Exercise can be a powerful tool in battling issues like depression. Some experts suggest that exercise is comparable to antidepressants for patients with major depressive disorders. Still not convinced? There is evidence that a person’s responsiveness to stress is moderated by activity. In other words, the most active you are, the less you are affected by stress. Exercise indeed is an excellent option for improving your outlook on life.

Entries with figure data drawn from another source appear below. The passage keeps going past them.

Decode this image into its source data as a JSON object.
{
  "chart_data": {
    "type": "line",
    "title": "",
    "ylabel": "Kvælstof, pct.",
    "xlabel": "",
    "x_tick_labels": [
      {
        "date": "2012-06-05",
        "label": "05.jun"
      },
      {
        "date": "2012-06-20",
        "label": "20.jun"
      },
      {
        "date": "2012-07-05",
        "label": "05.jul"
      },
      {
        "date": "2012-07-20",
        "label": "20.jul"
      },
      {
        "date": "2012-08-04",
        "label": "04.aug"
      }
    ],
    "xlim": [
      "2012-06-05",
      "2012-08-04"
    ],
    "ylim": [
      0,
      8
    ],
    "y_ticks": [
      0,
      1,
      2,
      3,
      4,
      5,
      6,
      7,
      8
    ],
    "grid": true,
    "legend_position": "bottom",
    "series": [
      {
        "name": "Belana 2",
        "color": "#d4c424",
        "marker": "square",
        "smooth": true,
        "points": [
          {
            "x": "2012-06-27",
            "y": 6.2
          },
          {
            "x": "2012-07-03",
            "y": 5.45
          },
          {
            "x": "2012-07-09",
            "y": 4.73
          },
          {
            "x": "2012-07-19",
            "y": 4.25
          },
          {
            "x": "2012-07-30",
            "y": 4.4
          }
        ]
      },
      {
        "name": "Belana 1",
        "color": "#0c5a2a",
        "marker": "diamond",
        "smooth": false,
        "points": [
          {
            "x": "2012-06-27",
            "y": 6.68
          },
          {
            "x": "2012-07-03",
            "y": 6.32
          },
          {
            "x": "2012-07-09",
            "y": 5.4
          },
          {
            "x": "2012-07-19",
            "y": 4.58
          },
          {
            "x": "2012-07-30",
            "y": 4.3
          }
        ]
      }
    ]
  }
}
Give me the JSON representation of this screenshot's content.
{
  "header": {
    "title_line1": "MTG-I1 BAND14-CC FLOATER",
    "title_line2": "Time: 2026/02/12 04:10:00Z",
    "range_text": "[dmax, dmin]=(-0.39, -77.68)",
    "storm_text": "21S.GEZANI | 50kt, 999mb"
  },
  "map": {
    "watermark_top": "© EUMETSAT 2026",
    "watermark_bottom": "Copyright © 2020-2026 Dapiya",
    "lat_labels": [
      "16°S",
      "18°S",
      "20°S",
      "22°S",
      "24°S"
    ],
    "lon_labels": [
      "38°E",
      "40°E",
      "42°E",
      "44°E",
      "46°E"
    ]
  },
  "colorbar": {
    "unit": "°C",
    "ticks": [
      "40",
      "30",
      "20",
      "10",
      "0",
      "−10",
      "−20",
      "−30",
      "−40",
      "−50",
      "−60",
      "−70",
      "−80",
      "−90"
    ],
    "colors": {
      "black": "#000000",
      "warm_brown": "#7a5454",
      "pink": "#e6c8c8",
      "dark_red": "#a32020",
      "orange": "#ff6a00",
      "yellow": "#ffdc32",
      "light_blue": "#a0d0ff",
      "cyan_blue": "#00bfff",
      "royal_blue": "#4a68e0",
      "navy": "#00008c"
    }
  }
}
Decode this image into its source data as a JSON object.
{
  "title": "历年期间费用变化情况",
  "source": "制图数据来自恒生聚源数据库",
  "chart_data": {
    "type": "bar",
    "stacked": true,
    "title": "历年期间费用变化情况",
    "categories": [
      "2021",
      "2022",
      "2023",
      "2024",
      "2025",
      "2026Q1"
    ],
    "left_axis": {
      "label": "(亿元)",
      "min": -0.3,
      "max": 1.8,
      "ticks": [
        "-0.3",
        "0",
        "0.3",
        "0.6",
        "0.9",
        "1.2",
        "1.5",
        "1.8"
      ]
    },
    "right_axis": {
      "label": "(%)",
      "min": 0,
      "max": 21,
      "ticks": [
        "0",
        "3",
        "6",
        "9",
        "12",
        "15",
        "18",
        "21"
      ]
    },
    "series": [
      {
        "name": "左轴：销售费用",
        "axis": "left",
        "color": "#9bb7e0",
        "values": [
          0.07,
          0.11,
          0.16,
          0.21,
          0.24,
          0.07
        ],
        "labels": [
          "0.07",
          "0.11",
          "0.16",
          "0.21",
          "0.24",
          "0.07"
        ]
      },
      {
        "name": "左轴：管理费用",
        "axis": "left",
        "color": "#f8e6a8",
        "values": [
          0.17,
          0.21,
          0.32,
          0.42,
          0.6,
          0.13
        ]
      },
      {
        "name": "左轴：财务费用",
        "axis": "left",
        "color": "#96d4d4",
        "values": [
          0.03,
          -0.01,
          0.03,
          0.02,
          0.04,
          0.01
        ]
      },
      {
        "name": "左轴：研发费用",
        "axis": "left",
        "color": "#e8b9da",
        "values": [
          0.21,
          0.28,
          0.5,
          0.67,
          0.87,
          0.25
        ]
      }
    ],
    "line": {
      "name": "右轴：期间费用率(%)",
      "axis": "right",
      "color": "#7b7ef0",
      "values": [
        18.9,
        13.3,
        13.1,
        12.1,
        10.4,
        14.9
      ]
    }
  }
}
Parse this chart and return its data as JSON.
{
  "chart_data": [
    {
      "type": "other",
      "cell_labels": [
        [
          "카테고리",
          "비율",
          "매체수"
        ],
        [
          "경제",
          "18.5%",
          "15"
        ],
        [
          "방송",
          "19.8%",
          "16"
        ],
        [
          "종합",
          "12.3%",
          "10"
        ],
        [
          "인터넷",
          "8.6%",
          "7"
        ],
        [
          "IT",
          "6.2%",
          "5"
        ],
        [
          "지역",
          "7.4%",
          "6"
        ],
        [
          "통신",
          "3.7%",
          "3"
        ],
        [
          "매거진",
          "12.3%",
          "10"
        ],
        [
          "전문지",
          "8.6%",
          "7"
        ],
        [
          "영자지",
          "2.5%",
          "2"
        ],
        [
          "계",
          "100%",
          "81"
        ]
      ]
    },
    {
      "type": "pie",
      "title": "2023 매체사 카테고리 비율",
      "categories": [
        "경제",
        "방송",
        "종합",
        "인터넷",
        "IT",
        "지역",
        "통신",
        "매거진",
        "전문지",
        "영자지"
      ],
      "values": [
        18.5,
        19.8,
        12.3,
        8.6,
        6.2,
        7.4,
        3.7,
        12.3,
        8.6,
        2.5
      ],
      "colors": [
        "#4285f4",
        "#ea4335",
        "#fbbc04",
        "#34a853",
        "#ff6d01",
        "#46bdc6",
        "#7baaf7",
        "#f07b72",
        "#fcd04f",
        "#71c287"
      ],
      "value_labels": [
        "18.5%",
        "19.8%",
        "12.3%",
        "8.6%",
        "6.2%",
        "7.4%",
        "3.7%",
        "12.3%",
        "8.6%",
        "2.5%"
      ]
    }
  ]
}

Design a Routine You Can Maintain

While all exercise will produce these mood-boosting effects, there is a way to design your routine to get the most benefits. First, do not exercise beyond your respiratory threshold. If it is getting hard to talk, you are pushing yourself too much. Start out slow. When you exercise moderately, mood-boosting effects begin to occur in five minutes, but if you push yourself too hard, these effects could be delayed for 30 minutes. Secondly, make sure that you exercise when you feel your worst and therefore need a mood boost the most. Thirdly, do not pay too much attention to the outcomes of your workout, especially the physical ones. It can take months before you begin to see physical changes in your body.

Management for Motivation

The longer you perform a workout routine, the more effects you will begin to see. To increase your chances of sticking with a routine, choose a workout you like. Sure, your neighbor might have said that running in the early morning hours is the most effective, but if you hate waking up early, the odds are good that you’re going to oversleep. Make exercise easy and fun, not something painful. Also, start small. Do not plan a long, two-hour routine right off the bat. Take baby steps.

Tech Tools Help

You might want to monitor your progress with a tool like a fitness tracker, like a Fitbit or AppleWatch, or a smartphone app like OpenFit or Nike. These options won’t take the place of a personal trainer, but they can certainly coach you along toward healthy goals when you’re between classes.

Expand Self-Care

Beyond exercise, there are other ways to boost your mental health and reduce stress, particularly as a form of self-care. This comes in many forms, and can be something as simple as keeping your home clean and clutter-free. It can also mean stocking your fridge with healthy snacks and filtered water, learning to meditate, journaling, getting enough rest and taking better care of your skin through natural products.

Exercise can be great for helping you thrive during stressful times. However, not all exercise routines are made the same. By following these few simple tips, you will ensure that you are getting the most out of your routine and have the highest chances of continuing it long into the future.